Dr. Maddox was accepted into UMSOD, but he was unaware that he would be the only African American in a class of more than 100 students. He faced the academic rigors of dental school with determination, but constantly felt the immense pressure of being the first and only African American student. Encouragement from his family, and support from a close circle of friends, helped him persevere. "I didn't go to dental school to be a pioneer. I just wanted to be the best dentist I could be. The experience certainly made me stronger and helped me grow," states Dr. Maddox.

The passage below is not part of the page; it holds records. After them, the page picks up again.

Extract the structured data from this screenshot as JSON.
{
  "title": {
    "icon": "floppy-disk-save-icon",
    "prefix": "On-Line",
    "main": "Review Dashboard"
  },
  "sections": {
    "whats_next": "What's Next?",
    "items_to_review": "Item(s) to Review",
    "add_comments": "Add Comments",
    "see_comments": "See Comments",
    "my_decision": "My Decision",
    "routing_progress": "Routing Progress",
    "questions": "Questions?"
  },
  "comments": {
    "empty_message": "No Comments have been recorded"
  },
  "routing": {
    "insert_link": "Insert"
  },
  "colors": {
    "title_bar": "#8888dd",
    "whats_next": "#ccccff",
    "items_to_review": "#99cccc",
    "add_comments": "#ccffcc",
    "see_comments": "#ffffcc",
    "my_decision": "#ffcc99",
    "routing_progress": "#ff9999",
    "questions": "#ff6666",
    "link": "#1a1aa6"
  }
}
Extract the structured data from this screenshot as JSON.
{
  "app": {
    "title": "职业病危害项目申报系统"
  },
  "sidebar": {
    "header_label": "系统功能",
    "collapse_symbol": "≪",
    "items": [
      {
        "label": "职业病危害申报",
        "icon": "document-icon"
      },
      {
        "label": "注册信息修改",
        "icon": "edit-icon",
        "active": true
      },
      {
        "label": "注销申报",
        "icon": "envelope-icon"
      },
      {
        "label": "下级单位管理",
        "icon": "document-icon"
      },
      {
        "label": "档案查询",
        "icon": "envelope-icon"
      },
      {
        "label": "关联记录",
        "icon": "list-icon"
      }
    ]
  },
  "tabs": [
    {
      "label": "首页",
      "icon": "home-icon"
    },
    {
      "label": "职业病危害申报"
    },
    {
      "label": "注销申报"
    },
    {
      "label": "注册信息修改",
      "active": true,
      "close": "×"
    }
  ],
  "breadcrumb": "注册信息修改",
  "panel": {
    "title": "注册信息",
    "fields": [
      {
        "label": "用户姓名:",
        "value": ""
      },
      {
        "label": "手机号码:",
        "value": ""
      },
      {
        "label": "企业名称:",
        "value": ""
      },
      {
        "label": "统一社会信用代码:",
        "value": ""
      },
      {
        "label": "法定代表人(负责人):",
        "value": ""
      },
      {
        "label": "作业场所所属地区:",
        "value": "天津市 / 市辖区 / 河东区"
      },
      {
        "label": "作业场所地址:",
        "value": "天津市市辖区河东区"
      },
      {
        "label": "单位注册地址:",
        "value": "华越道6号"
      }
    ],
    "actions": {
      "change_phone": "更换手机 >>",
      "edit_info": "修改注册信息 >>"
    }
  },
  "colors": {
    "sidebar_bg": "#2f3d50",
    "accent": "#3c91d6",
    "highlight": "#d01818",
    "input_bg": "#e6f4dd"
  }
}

He felt immensely proud on graduation day, but quickly focused on the next stage in his career: an internship at the inner-city Provident Hospital. Even though he learned a tremendous amount at Provident, he didn't expect to be back at his alma mater again so soon. Barely a year after graduating, Dr. Maddox accepted a faculty position at UMSOD. During his four years as an instructor/assistant professor, he trained a student body that became increasingly diverse. "I enjoyed teaching because I wanted to impart what I learned and do it in a caring way. I was also able to set an example - to be a role model - and that was exciting, as well," Dr. Maddox says.

In 1977, Dr. Maddox decided to stop teaching full-time so he could establish his own private practice in Salisbury, Md. When he opened his doors, he was the only African American dentist in the area. Dr. Maddox ignored any lingering racial bias he encountered in the community and quickly became a respected clinician with a diverse patient base.

Thirty-six years later, he shows no signs of slowing down. Now sharing an office with Kathleen Geipe, DDS '81, Dr. Maddox, 66, contemplates teaching at a community college after he officially retires from dentistry. He continues to be passionate about education, and hopes his own experiences can serve as a teaching moment for current dental students. "I hope they can learn to believe in themselves, persevere and tolerate new ideas. To have success in life, you must first seek to understand, and then seek to be understood," he concludes.